Prompt Engineer, Agent Prompts & Evals

at Anthropic

📍 New York City, United States
📍 San Francisco, United States

USD 320,000-405,000 per year

MIDDLE

✅ Hybrid

✅ Visa Sponsorship

Used Tools & Technologies

LLM

Required Skills & Competences
Tag name is followed by "@" symbol and proficiency level value. About proficiency levels:

1-2 — basic awareness. Minimal hands-on experience, and a rudimentary understanding of the technology's purpose;

3-6 — daily use.
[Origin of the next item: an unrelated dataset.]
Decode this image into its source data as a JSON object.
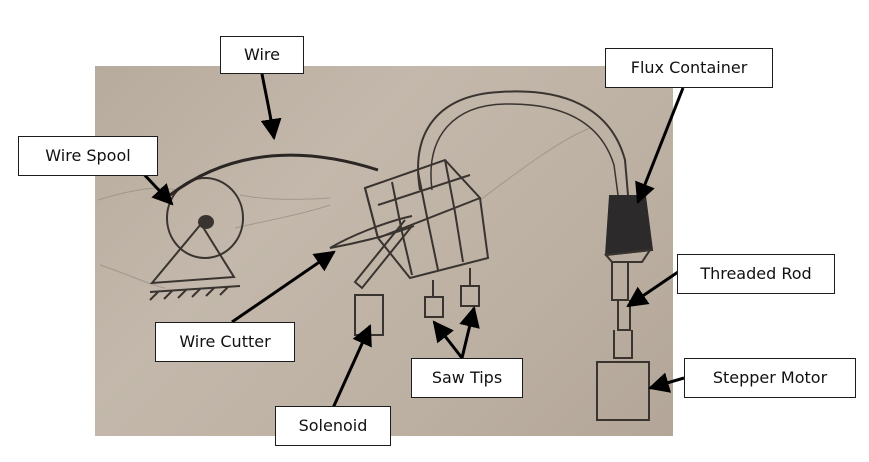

Comfortable and regular usage, capable of handling common tasks and challenges related to the technology;

7-9 — you are an expert, you can teach others, you know all the pitfalls and tricks;

10 — exceptional knowledge, comprehensive understanding, and adeptness in all aspects of the technology, including advanced problem-solving. Think twice before claiming or demanding such level.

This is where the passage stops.